When I was a little girl almost every grandmother I knew was called “Grandma something“. I say almost because Mama’s mother chose to be called Mom Browning by everyone, including her grandchildren. I remember asking why that was the case and being told that she didn’t want to be called “Grandma” because it made her feel old. I don’t know if that was really her reason, but I do know that it was considered unusual to not call her “Grandma”, at least in our family.
But then I met someone who widened my view of the world by letting me see a totally different way of life than my own Midwestern one, giving me many new experiences that I would remember for the rest of my life, and changing many of my notions along the way about “how things are done” … including what grandmas are called.
I was 7 or 8 years old when I met the fascinating Page who was marrying my brother. She dazzled this little Midwestern girl in many ways, not the least of which was that she was pretty … slim and tan with dark hair and eyes and a soft, husky voice that always sounded like she was smiling. (Can you hear a smile? I thought I could.) She was 19 or 20 years old when I met her and she lived with her family in a big house in California, with a swimming pool in the back yard! I had never known anyone with their own swimming pool. And I even got to swim in it!
And she took me for my first ride in a convertible on a California freeway. The combination of riding in a convertible for the first time and on a multiple lane highway with lots of cars whizzing by, all done with the (in my eyes) glamorous Page doing the driving in a very chic big straw hat with a scarf-like attachment to tie under the chin and big sunglasses (very 50’s chic, ala Audrey Hepburn), is all indelibly etched into my memory.

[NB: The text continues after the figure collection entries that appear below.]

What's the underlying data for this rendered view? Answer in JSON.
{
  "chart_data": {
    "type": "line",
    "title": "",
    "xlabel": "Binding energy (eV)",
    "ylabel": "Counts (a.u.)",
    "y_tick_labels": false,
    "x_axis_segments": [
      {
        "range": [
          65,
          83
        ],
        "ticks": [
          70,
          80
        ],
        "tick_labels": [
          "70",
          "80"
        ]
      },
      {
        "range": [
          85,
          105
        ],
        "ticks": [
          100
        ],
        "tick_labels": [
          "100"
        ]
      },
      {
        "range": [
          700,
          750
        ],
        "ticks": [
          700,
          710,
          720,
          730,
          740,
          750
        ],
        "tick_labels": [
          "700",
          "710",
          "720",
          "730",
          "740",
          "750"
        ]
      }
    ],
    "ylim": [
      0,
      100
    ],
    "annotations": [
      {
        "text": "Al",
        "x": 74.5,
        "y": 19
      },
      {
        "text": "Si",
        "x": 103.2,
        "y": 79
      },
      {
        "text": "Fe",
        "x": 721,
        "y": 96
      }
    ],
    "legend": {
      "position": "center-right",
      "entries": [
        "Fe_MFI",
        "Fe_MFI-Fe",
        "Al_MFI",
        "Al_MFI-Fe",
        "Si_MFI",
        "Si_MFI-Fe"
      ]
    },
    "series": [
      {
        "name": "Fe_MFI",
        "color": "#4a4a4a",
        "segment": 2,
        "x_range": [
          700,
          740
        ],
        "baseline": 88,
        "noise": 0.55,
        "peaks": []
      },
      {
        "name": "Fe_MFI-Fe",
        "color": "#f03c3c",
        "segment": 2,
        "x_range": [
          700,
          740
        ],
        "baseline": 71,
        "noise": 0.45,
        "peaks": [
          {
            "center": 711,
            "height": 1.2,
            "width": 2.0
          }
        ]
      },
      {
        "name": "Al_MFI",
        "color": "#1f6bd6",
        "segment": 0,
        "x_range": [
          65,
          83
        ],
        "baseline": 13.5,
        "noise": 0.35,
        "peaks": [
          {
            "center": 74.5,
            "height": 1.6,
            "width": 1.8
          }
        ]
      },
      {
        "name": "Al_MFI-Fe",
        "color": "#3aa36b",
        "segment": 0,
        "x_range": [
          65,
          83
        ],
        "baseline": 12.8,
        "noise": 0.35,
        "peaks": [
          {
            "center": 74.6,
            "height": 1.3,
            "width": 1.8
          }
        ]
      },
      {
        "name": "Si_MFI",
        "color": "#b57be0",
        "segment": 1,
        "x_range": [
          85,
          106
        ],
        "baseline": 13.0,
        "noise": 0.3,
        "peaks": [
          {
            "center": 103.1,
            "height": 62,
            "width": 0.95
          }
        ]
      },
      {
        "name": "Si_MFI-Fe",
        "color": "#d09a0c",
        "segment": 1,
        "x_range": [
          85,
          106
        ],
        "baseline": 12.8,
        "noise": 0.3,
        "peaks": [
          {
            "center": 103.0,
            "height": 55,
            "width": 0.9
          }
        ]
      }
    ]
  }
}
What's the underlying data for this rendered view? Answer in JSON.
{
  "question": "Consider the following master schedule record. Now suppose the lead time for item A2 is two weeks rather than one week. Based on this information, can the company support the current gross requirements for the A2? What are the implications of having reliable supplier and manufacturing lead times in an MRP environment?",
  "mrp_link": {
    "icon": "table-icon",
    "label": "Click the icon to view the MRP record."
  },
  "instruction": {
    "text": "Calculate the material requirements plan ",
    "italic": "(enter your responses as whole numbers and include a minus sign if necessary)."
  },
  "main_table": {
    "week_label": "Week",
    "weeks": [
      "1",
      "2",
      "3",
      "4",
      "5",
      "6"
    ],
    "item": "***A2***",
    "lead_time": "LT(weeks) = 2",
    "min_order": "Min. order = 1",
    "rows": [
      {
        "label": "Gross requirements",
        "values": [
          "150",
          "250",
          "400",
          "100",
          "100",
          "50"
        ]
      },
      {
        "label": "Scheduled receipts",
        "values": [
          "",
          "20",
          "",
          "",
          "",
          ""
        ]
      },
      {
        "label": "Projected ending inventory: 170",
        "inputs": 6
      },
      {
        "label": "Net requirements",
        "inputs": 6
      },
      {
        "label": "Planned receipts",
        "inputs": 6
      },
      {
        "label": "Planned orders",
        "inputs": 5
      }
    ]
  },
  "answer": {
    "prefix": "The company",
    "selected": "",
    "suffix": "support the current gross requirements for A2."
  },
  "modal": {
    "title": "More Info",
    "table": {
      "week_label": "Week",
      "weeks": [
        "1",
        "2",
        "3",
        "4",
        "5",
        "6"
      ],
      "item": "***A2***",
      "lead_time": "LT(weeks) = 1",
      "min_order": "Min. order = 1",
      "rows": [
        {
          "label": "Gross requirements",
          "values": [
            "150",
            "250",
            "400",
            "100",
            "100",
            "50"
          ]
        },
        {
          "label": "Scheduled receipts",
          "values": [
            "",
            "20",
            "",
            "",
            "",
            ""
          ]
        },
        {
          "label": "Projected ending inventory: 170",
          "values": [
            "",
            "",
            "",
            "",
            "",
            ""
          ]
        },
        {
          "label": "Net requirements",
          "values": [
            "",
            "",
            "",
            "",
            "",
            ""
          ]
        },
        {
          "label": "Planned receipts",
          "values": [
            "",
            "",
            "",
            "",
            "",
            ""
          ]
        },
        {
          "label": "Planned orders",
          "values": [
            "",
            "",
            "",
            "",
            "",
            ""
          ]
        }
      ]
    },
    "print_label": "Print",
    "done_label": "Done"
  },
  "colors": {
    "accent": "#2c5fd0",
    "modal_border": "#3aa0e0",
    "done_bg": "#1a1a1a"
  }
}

Even her name charmed me. To me, Page just sounded so sophisticated and so different than all the Peggy’s and Barbara’s and Susie’s I knew!
The other thing I loved about Page was that she talked to me. Remember when you were a little kid? Aren’t the people you remember the best the ones who looked you in the eye and actually talked to you, rather than at you? I remember Page was one of the people who did that with me. And in one of our conversations, she told me about her beloved “Nana”, her grandmother who had died a few years earlier. I decided right then and there that when I was a grandmother, I was going to tell my grandchildren to call me “Nana”.
Years later after Page and my brother divorced, she continued to deal with circumstances in her own unique way. She and her three girls and her new husband lived in California and my parents lived here in Indiana. After the divorce, that would have been a great excuse for Page to lessen contact with my parents, but she didn’t. She kept in contact with them herself and made sure that her girls did too. And, when she and her new husband and the girls would travel in their motor home around the country, they would always come by to see my parents. Many, many times Mama said how much she appreciated that Page made sure, even with the distance and the divorce, that her girls had as close a relationship as possible with their Indiana Grandma and Grandpa.
When Page’s daughters started having their own families, it didn’t surprise me at all that she came up with a very unique name for her grandchildren to call her, Star. I don’t remember exactly what the story was about why she picked that name, but it was certainly an original and I’m sure she never had to worry about identifying which “Star” she was, as some grandmothers have to do, ala Grandma Smith as opposed to Grandma Jones.
Since then, I have heard many names that grandmother’s have their grandchildren call them other than Grandma, like Mimi, Memaa and Mame. And DD’s Italian mother-in-law used the traditional Italian name, Noni. But there was never any question that when I had grandchildren, I wanted to be called “Nana”.
I was inspired to write this post about names for grandmothers because last Friday, Page’s oldest daughter became a grandmother for the first time, and I was wondering what she would have her new grandson call her.
But, in the end, it really doesn’t make any difference what we are called. Grandma, “Mom”, Nana, Star, Mimi, Memaa, Mame, Noni and all the other names … are all just identifiers for women in a very special “club” who have the honor of being someone special in their grandchildren’s lives.